ROC compares “online communion” of OCU with Kashpirovsky’s sessions
The Russian Church compared “online communion” of the OCU with TV sessions of the “healer” Kashpirovsky and noted that such rituals reveal this pseudo-church structure.
On May 30, 2020, the Head of the Department for External Church Relations of the Moscow Patriarchate, Metropolitan Hilarion of Volokolamsk, compared “online Eucharist” of the OCU with TV sessions of the “healer” Anatoly Kashpirovsky and called the rite as a “magical practice” that “cannot be taken seriously”. He said this on the air of the program "Church and World" on the TV channel "Russia 24", RIA Novosti reports.
Commenting on the Holy Communion sacrament conducted by the cleric of the OCU Igor Savva through video-conferencing, Metropolitan Hilarion of Volokolamsk noted that it is not worth talking seriously about the OCU as a Church – such entities, as he said, are called “schismatic gatherings” in the church environment, and “despite the fact that Patriarch Bartholomew of Constantinople tried to legitimize this structure, it failed to become a true church.”

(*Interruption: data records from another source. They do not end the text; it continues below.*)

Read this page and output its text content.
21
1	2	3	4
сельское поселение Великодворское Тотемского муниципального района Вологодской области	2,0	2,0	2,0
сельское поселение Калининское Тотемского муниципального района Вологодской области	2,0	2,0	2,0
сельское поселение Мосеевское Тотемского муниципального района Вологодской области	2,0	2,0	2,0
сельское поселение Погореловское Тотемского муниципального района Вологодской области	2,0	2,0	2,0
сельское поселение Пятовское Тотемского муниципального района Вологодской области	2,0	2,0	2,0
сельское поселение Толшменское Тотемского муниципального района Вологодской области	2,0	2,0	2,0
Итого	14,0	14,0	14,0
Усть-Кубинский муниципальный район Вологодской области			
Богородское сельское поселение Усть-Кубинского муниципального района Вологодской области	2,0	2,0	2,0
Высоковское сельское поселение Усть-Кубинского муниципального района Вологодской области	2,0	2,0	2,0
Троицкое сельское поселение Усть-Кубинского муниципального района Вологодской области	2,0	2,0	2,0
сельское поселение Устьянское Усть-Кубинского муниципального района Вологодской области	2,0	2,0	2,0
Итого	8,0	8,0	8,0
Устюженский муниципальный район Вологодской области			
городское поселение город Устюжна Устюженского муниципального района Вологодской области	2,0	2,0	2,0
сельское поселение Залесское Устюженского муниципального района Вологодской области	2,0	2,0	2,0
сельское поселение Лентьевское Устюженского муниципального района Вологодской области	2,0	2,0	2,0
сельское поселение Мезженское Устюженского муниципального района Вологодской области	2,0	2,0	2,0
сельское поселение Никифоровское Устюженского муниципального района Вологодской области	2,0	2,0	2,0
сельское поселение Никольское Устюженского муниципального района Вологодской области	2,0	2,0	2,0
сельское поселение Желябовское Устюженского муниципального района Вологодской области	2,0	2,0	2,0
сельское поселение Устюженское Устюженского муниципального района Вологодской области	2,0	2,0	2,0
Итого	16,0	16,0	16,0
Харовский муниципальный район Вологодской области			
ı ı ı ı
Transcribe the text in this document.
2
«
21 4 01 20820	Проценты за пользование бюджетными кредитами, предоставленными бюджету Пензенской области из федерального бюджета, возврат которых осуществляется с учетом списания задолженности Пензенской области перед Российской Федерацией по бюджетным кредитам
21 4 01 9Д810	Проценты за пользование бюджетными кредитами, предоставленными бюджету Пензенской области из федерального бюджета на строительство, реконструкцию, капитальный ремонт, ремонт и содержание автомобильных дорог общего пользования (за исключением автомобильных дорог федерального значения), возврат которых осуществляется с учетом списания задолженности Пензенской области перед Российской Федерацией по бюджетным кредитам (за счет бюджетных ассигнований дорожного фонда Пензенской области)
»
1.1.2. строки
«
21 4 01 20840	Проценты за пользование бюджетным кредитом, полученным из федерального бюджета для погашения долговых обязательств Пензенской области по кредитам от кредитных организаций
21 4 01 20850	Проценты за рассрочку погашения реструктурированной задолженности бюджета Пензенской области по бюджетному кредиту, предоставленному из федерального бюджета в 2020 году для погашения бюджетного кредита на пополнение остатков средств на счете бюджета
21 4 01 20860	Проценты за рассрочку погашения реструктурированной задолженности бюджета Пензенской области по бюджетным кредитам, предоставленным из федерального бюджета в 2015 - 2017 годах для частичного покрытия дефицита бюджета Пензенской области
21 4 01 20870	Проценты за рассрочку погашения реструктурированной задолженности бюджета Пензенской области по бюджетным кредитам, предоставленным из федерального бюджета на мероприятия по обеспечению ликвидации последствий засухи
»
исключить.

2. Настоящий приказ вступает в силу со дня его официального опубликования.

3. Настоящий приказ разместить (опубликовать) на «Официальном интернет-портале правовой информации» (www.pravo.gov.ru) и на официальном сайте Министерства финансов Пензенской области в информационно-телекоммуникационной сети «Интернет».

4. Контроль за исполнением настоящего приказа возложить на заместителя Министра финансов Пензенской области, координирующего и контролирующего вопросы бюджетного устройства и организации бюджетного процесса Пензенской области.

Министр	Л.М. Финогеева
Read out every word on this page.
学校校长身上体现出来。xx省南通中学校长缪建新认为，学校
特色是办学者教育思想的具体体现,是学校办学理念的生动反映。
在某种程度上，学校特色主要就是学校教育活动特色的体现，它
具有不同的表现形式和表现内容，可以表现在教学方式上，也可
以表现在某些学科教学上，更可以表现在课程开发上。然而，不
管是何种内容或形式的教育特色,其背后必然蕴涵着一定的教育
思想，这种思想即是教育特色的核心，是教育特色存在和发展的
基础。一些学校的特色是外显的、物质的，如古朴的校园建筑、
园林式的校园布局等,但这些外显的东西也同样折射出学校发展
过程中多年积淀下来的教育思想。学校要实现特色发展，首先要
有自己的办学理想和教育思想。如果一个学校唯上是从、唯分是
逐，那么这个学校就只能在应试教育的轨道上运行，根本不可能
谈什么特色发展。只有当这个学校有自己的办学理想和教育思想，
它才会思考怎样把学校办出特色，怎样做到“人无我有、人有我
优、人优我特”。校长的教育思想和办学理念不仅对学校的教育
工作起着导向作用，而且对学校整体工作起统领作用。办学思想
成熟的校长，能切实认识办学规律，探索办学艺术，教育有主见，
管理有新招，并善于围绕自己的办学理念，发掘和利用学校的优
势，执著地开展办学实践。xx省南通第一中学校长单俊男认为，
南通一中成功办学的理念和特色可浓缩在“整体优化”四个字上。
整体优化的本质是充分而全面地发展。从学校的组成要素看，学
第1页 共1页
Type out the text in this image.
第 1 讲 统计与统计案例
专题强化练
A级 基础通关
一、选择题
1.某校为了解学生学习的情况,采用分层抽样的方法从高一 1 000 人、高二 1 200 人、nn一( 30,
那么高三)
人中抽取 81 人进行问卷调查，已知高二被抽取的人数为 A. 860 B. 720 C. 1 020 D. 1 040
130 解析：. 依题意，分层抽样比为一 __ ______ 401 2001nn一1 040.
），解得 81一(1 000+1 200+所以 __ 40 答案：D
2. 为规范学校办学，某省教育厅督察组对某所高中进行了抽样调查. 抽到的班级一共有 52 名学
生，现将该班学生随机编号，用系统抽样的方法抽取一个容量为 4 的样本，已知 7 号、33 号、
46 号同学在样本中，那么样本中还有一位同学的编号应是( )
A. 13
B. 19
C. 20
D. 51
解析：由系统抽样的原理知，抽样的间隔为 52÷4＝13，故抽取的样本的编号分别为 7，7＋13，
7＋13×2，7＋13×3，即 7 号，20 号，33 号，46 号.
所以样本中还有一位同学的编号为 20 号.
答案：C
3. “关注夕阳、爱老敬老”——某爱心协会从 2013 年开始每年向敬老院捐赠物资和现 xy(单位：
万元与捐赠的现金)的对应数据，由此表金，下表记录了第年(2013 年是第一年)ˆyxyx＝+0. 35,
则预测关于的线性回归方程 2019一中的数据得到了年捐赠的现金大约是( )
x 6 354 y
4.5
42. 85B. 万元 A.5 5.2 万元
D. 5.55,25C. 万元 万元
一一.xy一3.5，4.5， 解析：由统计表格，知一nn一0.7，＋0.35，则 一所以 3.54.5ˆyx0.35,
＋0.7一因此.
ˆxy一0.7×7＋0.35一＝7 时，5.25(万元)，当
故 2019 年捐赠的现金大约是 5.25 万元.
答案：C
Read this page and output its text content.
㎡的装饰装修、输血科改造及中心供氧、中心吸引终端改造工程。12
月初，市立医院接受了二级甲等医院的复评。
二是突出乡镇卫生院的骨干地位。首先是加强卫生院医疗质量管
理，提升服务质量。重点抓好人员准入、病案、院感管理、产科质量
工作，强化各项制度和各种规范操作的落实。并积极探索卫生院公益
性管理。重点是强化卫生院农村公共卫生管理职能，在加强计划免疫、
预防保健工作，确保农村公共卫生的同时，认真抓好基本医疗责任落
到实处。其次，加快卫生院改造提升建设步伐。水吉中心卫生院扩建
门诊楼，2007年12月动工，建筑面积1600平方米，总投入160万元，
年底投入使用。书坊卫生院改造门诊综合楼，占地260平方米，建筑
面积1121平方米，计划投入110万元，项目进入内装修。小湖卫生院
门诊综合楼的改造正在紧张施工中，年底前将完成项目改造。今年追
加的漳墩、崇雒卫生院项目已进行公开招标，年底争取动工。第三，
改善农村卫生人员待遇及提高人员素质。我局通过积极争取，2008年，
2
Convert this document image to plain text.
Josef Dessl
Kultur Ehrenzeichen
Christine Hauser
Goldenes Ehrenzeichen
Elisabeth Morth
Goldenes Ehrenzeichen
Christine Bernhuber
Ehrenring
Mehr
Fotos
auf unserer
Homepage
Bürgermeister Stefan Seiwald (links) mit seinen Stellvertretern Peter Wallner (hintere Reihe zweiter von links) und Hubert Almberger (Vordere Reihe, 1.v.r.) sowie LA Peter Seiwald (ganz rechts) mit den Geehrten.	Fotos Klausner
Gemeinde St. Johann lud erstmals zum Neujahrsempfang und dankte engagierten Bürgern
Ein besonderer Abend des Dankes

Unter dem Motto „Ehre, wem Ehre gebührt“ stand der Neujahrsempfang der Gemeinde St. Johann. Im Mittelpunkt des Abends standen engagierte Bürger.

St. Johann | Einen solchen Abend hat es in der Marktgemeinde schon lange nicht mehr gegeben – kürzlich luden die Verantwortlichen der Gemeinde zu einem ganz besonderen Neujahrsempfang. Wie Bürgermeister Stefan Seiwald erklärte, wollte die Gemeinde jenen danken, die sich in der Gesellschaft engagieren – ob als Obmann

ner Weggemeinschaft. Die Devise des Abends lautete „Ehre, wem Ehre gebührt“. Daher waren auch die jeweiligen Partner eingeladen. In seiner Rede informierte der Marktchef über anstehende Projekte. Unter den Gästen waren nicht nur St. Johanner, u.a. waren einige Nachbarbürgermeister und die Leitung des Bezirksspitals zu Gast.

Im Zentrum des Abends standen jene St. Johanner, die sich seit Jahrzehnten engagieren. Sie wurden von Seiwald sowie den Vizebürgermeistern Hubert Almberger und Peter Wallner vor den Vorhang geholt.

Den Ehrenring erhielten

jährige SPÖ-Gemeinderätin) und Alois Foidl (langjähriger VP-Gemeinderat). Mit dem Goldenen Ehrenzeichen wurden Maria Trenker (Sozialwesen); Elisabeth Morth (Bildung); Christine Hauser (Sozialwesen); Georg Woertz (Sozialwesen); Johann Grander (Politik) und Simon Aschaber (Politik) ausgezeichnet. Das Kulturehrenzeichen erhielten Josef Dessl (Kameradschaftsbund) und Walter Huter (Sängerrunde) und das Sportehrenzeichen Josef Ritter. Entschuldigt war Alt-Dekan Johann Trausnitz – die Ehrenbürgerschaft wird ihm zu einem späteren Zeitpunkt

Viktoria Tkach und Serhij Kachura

“If the so-called priests of this 'church' perform such ceremonies, this only indicates internal developments in this pseudo-church structure,” said the hierarch.
The hierarch compared these actions with the television sessions of “healers” Anatoly Kashpirovsky and Allan Chumak, who were popular 30 years ago in the USSR, and reiterated that “all magical practices of this sort are rejected and condemned by the Church."
“I think it’s impossible to take this event seriously insomuch as it is impossible to take seriously the structure that now exists in Ukraine under the name of the ‘Orthodox Church of Ukraine’. Since the time of Kievan Rus, Ukraine has one canonical Church, which is called the Ukrainian Orthodox Church and is currently led by His Beatitude Metropolitan Onuphry,” concluded the representative of the Russian Orthodox Church.
As reported by the UOJ, earlier Igor Savva, rector of the Zaporizhia community of Fides, Spes, Caritas et Sapientia, a former UOC priest who was banned from ministry, said that under quarantine conditions due to the coronavirus, he performed the Holy Communion for his parishioners via video conferencing.